Evlatlarınıza müspet ilim yerine molla eğitimi layık görülürken neden sessiz kaldınız?
Peki, 29 Ekim’de ne yapmayı planlıyorsunuz?
Tek yapabildiğiniz elinize bayrak alıp, çocuklarımızın cenazesine katılmak mı? Yoksa “şehitler ölmez vatan bölünmez” diye bağırmak mı? Ama gördüğünüz gibi sizin bağırmanız şehitlerin, her gün onar onar ölmesini ve vatanın da kilometre kilometre bölünmesini önleyemiyor. Maalesef bağırmayı çok seven sizler, bunları size yapanlar için “gurur duyduğunuzu” belirten sloganlar atabiliyorsunuz.
O kadar cehalet öne çıkarılmış durumda ki geçenlerde bir gazetede okullarda yardımcı ders kitabı olarak verilen bir dokümandan, insanlık tarihine hizmet etmiş bilim adamları, bestekâr ve sanatçılarla dalga geçen satırları okudum. Bu bile Türkiye’nin 80 yılda kat ettiği yoldan nasıl mağara çağına döndürüldüğünü kanıtlıyor.
Siz, daha önce de yazdığım gibi elinizdeki son model telefon veya kullandığınız son model otomobille çağ atladığınızı sanmayın.

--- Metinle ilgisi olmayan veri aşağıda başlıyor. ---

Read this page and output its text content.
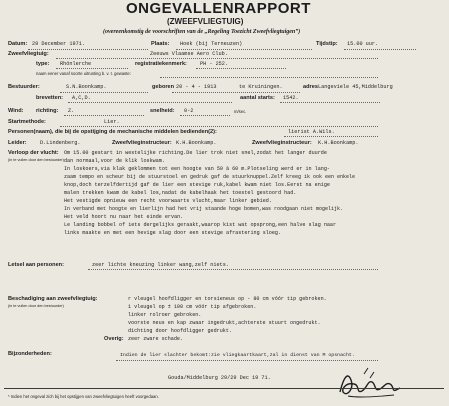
ONGEVALLENRAPPORT
(ZWEEFVLIEGTUIG)
(overeenkomstig de voorschriften van de „Regeling Toezicht Zweefvliegtuigen”)
Datum: 29 December 1971.	Plaats: Hoek (bij Terneuzen)	Tijdstip: 15.00 uur.
Zweefvliegtuig:	Zeeuws Vlaamse Aero Club.
type: Rhönlerche	registratiekenmerk:	PH - 252.
naam eener vanaf soorte uitrusting b. v. t. gewaste:
Bestuurder:	S.N.Boonkamp.	geboren 20 - 4 - 1913	te Kruiningen.	adres Langeviele 45,Middelburg
brevetten: A,C,D.	aantal starts: 1542.
Wind: richting: Z.	snelheid: 0-2	m/sec.
Startmethode:	Lier.
Personen(naam), die bij de opstijging de mechanische middelen bedienden(2):	lierist A.Wils.
Leider:	D.Lindenberg.	Zweefvlieginstructeur: K.H.Boonkamp.	Zweefvlieginstructeur: K.H.Boonkamp.
Verloop der vlucht:
(in te vullen door den bestuurder)
Om 15.00 gestart in westelijke richting.De lier trok niet snel,zodat het langer duurde
dan normaal,voor de klik loskwam.
In loskoers,via klak geklommen tot een hoogte van 50 à 60 m.Plotseling werd er in lang-
zaam tempo en scheur bij de stuurstoel en gedruk gaf de stuurknuppel.Zelf kreeg ik ook een enkele
knop,doch terzelfdertijd gaf de lier een stevige ruk,kabel kwam niet los.Eerst na enige
malen trekken kwam de kabel los,nadat de kabelhaak het toestel gestoord had.
Het vestigde opnieuw een recht voorwaarts vlucht,maar linker gebied.
In verband met hoogte en lierlijn had het vrij staande hoge bomen,was roodgaan niet mogelijk.
Het veld hoort nu naar het einde ervan.
Le landing bobbel of iets dergelijks geraakt,waarop kist wat opsprong,een halve slag naar
links maakte en met een hevige slag door een stevige afrastering sloeg.
Letsel aan personen:	zeer lichte kneuzing linker wang,zelf niets.
Beschadiging aan zweefvliegtuig:
(in te vullen door den bestuurder)
r vleugel hoofdligger en torsieneus op - 80 cm vóór tip gebroken.
1 vleugel op ± 100 cm vóór tip afgebroken.
linker rolroer gebroken.
voorste neus en kap zwaar ingedrukt,achterste stuurt ongedrukt.
dichting door hoofdligger gedrukt.
Overig: zeer zware schade.
Bijzonderheden:	Indien de lier slachter bekomt:zie vliegkaartkaart,zal in dienst van M opsnacht.
Gouda/Middelburg 29/29 Dec 19 71.
* Indien het ongeval zich bij het opstijgen van zweefvliegtuigen heeft voorgedaan.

Bugün sizden çok daha mükemmellerini kullanan, ama kafaca tam bir taş devrini yaşayan kardeşiniz Arap ulusları var. Ve ne yazık ki onların da ne yapacağına, hangi gündemi takip edeceğine ve kimin tarafından yönetileceklerine hep başkaları karar veriyor.
Ve bir de son not sevgili okurlarım. ABD seçimleri konusundaki değerlendirmelere bayılıyorum. Obama’ya bizim basın şimdiden seçimi kaybettirdi. Kaybedebilir, ama bizimkilerin saydığı magazinel nedenlerle değil. Ama şu anda görünen, Obama’nın bu seçimi alma yolunda gittiği. Bizimkiler bağırmıyor mu “Obama, Türkiye seninle gurur duyuyor” diye?